Dragon Pearl(56)



“I’m going to make you a deal,” I said. Another bluff: “I’ll take you to your captive ship and get you out of here. In exchange, you’ll take me to the Fourth Colony. That’s where you were going originally, wasn’t it?”

The scholar drew a shaky breath, his mouth tightening. After a moment, he said, “I don’t see that we have much choice at this point. But I have bad news for you. I can’t wield protective magic, and the shaman we hired to exorcise the ghosts was a casualty of the fighting.”

“I can deal with that,” I said, more boldly than I felt. “I have ways to persuade them to listen. Ghosts are still people”—even if they were dead—“and fox magic should work on them. I’ll be able to calm them down so we can negotiate.”

The scholar considered it. “I suppose it could work . . .” he said, his fear subsiding a little.

“If that thing is really a fox, it might be preparing to eat us,” the woman said in an undertone, although I could hear her perfectly well.

I couldn’t help feeling nettled. I was standing there with a blaster and she thought I was going to use my teeth? Besides—and it’s not like I would ever do such a thing—I bet she’d taste revolting. “If you really don’t want to be eaten,” I said flatly, “maybe you should get moving like I told you to.”

The woman began to protest, but the scholar made another placating gesture and she shut her mouth. The other man, his face pale, remained silent—too dumbfounded to speak, I guessed—but nodded at the scholar.

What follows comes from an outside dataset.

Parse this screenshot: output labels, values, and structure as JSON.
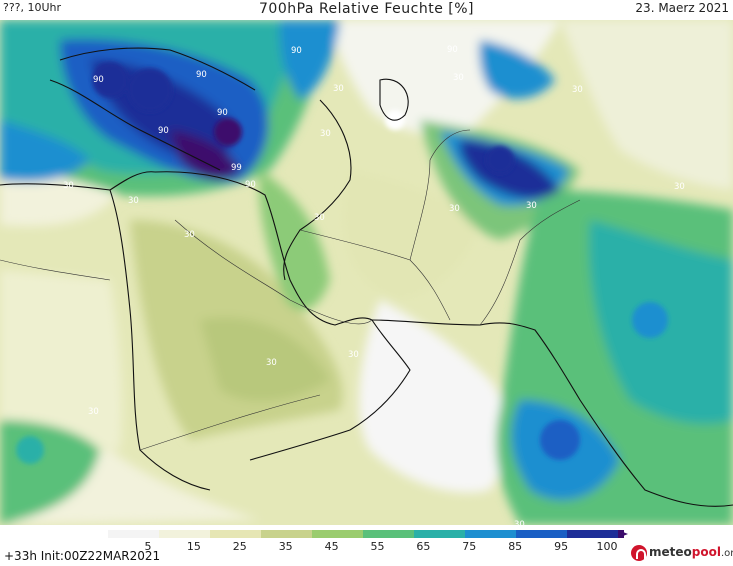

I changed back into Captain Hwan’s shape. Borrowing the captain’s authority would help us get by the guards more easily. Once again, the smell of fear wafted from the scholar and his comrades. Fear—and hope.

They didn’t have to trust me, exactly, but I needed them as badly as they needed me. I just hoped they didn’t catch on to that. In the captain’s voice, I growled, “Forward.”

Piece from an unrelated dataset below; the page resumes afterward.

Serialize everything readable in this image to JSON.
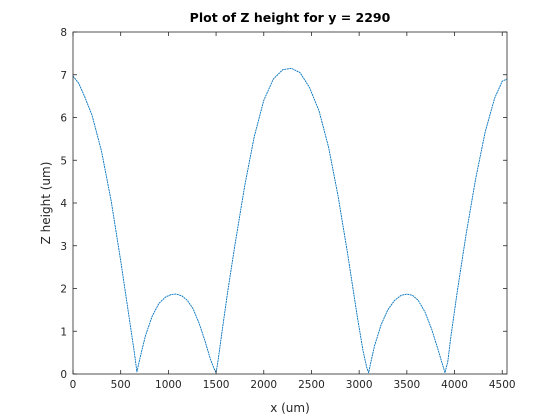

When we reached them, the guards startled. “Sir,” one of them said hesitantly, “I’m not sure this is the best—”

“Did I ask your opinion?” I said pointedly.

This, plus another dose of Charm, did the trick. The guard subsided. I pushed harder to convince them to skip the usual step of signing out the prisoners. Not only would that slow us down, I didn’t want to leave any record of what had occurred.

The female prisoner coughed to catch my attention. “Maybe we should . . .” She jerked her head toward the guards, who were smiling blankly at an empty stretch of the wall. “You know . . .” She made a throat-slitting gesture.

A growl escaped my throat.

“Suit yourself,” she said, “but you know they’re going to cause trouble later.”

No way am I killing anyone, I thought. Not unless absolutely necessary. I would have to keep an eye on the woman, in case she tried anything.

The scholar glanced back at me thoughtfully while I gave him directions to the bay where his captured ship was docked. After I’d Charmed a cluster of crew members into passing us by with glazed eyes, he said in a low voice, “I’d always thought the old stories were exaggerations. Apparently not.”

I was dying to ask why, if he was so impressed with my magic, it didn’t seem to be having much effect on him.

As if he’d divined my question, the scholar smiled. It wasn’t a happy expression. “I may not be the best scholar,” he said—and I was reminded that he’d gotten his position by faking his credentials—“but some of my knowledge of the old lore is genuine.”

That lore presumably included ways to resist fox magic. I longed to ask him how he was doing it, but he had no reason to tell me. I’d have to see if I could coax it out of him later. Assuming we all survived.

More guards awaited us at the docking bay. I practiced my glare some more, reinforced by Charm. Even if the Pale Lightning’s crew was intimidated by Captain Hwan, his decision to reunite the prisoners with their ship was going to make them hesitate.

While I’d grown more confident in wielding magic, I was throwing a lot of it around, and my headache had intensified. Just a little longer, I told myself. Once we got off the Pale Lightning, I could ease up.

“There it is,” the pale-faced man breathed. I wished he would stop sweating so heavily, even though I knew he couldn’t help it.

The mercenaries’ starship rested on several struts. For something that had caused us so much trouble, it was dwarfed by the expansive space of the bay. It had a blockish, rectangular shape with protrusions for its various missile launchers and laser cannons. Most of them had been melted into blobby shapes like tree fungus. Good, I thought vindictively. Then I remembered I was going to be a passenger on it, and I gulped.

The ship’s hull was dented and blackened with laser marks. No one had done any repair work on it—there was no reason they should have—and I winced, wondering how reliable the ship would be. But it was my only way off the Pale Lightning.

I followed the three mercenaries to their ship. The scholar smelled calm, but the woman swore when she looked it over. “We’ll be lucky if we can get the maneuver drive to work,” she said as she opened the hatch.

“You’re going to have to do your best,” the scholar said to her. I gathered that she must be the engineer, or the closest thing that remained.